Yes, Cruz made a mistake but a relatively minor one. The thuggish protesters in Chicago were clearly in the wrong and thus culpable of engaging in unAmerican suppression of free speech. Still, it is equally obvious that Trump has been degrading the GOP contest for presidential nominee from the start, constantly coarsening the discourse with personal invective and, more recently, gratuitously encouraging violence by advocating its use by his own supporters (e.g., “Go punch him in the face”). That is just plain irresponsible. Nonetheless, Cruz would have been better served by leading more forcefully with a condemnation of the Left’s cynical Alinskyite thug tactics, and only then bemoaning Trump’s pugilistic rhetoric. Better still, it should have been done from a place of sincere regret for its impact on the hyperintensive race to become the GOP’s presidential nominee.
If a majority of people are shallow enough to vote for Trump over Cruz on such a flimsy peccadillo in the coming weeks, the bread and circuses mentality of ancient Rome can be expected to triumph and our Republic will surely be lost. The noisy denizens (John Birch Society, Eagle Forum, Alex Jones, et al.) of the stultifying paleolithic Right are in danger of scuttling any substantive chance of America pulling back from the brink of the abyss now facing her in numerous dimensions — socially, fiscally, economically, culturally, politically, and strategically. While Ted Cruz is cerebral, cocky, and indeed a tad righteous, he is by far the most proven, truly conservative presidential candidate to come down the pike since 1980. And, should a majority of voters ignore him in favor of such a clownish, pompous poseur as Trump, they will have forsaken rationality and just roundly given in to the envy and resentment of the many less accomplished, less principled, and sensation-seeking people like Alex Jones.
Senator Cruz is not a member of the “D.C. crowd” as a freshman senator; rather, in his short tenure in the U.S. Senate — after an illustrious span as Texas’s solicitor general defending the 2nd Amendment, religious liberty, and American sovereignty before the U.S. Supreme Court — he has demonstrated both genuine independence from the dictates of the GOP establishment and strong initiative towards both repealing the Big Government onslaughts of Obama and working to enact substantive conservative policy prescriptions for the nation. All impressively bold.
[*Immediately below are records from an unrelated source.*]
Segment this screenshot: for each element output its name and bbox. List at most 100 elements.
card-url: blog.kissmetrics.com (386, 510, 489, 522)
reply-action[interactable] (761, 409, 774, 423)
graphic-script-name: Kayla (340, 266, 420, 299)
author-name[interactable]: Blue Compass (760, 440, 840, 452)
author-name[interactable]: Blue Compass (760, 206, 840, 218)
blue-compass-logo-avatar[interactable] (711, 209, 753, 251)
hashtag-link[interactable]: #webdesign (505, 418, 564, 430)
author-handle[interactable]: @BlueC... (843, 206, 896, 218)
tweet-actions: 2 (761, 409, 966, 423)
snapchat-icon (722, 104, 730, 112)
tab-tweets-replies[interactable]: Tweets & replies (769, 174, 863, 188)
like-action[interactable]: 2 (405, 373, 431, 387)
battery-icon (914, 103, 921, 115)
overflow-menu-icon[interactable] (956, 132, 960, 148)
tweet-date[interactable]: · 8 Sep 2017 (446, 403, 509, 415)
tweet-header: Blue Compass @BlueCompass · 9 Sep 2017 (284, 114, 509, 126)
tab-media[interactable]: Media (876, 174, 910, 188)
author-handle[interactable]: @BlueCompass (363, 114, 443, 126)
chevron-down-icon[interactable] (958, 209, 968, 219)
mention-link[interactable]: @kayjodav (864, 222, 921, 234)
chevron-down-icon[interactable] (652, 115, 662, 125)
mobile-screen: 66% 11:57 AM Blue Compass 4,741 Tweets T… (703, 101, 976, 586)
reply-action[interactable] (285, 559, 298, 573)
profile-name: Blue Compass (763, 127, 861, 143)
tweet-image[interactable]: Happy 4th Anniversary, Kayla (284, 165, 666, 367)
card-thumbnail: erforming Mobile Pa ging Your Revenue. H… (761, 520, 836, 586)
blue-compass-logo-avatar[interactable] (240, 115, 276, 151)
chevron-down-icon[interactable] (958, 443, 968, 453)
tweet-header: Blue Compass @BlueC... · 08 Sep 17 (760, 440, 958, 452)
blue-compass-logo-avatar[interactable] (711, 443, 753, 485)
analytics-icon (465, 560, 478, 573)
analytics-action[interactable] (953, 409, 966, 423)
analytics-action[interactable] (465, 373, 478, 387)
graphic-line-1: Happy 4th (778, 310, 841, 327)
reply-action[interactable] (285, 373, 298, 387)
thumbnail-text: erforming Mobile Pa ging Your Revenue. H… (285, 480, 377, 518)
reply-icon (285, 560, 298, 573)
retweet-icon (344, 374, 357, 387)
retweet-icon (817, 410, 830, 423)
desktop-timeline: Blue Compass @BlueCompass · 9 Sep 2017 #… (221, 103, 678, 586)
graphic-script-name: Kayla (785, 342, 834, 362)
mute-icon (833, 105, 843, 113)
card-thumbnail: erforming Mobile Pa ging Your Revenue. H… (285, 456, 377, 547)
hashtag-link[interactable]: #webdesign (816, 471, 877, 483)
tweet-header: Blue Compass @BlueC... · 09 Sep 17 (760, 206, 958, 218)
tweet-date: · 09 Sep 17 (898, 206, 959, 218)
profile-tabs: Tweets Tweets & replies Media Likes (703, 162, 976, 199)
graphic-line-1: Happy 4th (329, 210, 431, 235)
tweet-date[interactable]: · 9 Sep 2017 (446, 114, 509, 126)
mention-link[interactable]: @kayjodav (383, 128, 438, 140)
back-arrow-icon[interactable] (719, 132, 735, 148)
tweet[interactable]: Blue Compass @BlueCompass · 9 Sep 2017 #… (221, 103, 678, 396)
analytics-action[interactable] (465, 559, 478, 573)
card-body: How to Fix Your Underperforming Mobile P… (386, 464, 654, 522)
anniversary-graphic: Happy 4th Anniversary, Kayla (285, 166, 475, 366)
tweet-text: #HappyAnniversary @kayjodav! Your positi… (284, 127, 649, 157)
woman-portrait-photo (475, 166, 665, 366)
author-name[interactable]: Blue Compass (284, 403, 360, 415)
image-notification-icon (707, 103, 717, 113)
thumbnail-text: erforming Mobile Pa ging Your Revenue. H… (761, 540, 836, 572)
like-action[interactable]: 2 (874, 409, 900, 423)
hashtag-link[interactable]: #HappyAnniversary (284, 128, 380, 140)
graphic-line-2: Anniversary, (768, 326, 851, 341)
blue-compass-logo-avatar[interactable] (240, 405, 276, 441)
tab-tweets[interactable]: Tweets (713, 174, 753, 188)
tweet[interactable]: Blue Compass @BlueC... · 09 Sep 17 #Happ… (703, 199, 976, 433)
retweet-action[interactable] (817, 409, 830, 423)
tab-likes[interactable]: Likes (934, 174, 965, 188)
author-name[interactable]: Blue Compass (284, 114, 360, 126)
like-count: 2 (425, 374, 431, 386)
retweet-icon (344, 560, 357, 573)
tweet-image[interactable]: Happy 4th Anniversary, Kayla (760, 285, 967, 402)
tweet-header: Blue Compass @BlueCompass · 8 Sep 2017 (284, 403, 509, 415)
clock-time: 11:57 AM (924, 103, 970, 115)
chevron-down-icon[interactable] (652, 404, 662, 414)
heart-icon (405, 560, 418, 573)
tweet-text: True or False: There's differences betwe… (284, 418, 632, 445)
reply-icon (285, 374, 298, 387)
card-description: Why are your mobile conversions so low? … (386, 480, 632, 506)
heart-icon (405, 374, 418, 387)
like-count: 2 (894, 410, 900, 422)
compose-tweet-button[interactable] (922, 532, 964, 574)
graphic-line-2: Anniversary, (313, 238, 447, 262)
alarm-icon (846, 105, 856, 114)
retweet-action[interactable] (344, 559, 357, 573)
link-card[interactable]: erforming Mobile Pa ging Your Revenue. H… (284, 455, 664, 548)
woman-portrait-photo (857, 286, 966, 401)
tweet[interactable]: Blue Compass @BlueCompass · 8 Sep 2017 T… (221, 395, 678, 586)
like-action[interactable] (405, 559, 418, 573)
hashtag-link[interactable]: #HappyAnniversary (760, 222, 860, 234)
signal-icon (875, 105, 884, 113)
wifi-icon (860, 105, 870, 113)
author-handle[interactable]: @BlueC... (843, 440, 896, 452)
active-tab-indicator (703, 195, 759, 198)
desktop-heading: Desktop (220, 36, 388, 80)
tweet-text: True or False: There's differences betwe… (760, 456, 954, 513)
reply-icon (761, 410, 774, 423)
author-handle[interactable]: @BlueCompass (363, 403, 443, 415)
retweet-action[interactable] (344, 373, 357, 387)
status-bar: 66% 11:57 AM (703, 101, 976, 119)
In contrast, Trump’s history as a relentlessly self-aggrandizing commercial dealmaker does not augur well for protecting America’s national interests, unless they happen to dovetail with his conception of America as TRUMP, INC. Truth be told, Trump’s true core values and ideals are at best unknown, but his very public record betrays a great deal of amoral behavior (e.g., the aggressive, selfish use of eminent domain) and promiscuous support for liberal politicians’ campaigns and policies, from gun-rights infringements to government-financed bailouts of private companies. These are all bad omens for any future with a President Trump.
Even recognizing that only cocky egotists may well have the personal drives needed to sacrifice as much as is required to become President of the United States, America’s future will certainly be better served by a person whose conscious professional focus over many years has been on preserving a free people’s constitutional governance and liberties than a man whose central aim over a much longer four decades has been his own financial enrichment and attaining — and remaining in — the brightest celebrity spotlight. Republicans in particular, and Americans in general, are worthy of discerning this key difference and reaping the resulting rewards of sage stewardship for the nation. May we all rise to just such ringing clarity in the upcoming weeks before the Republican nominee is finally selected in July.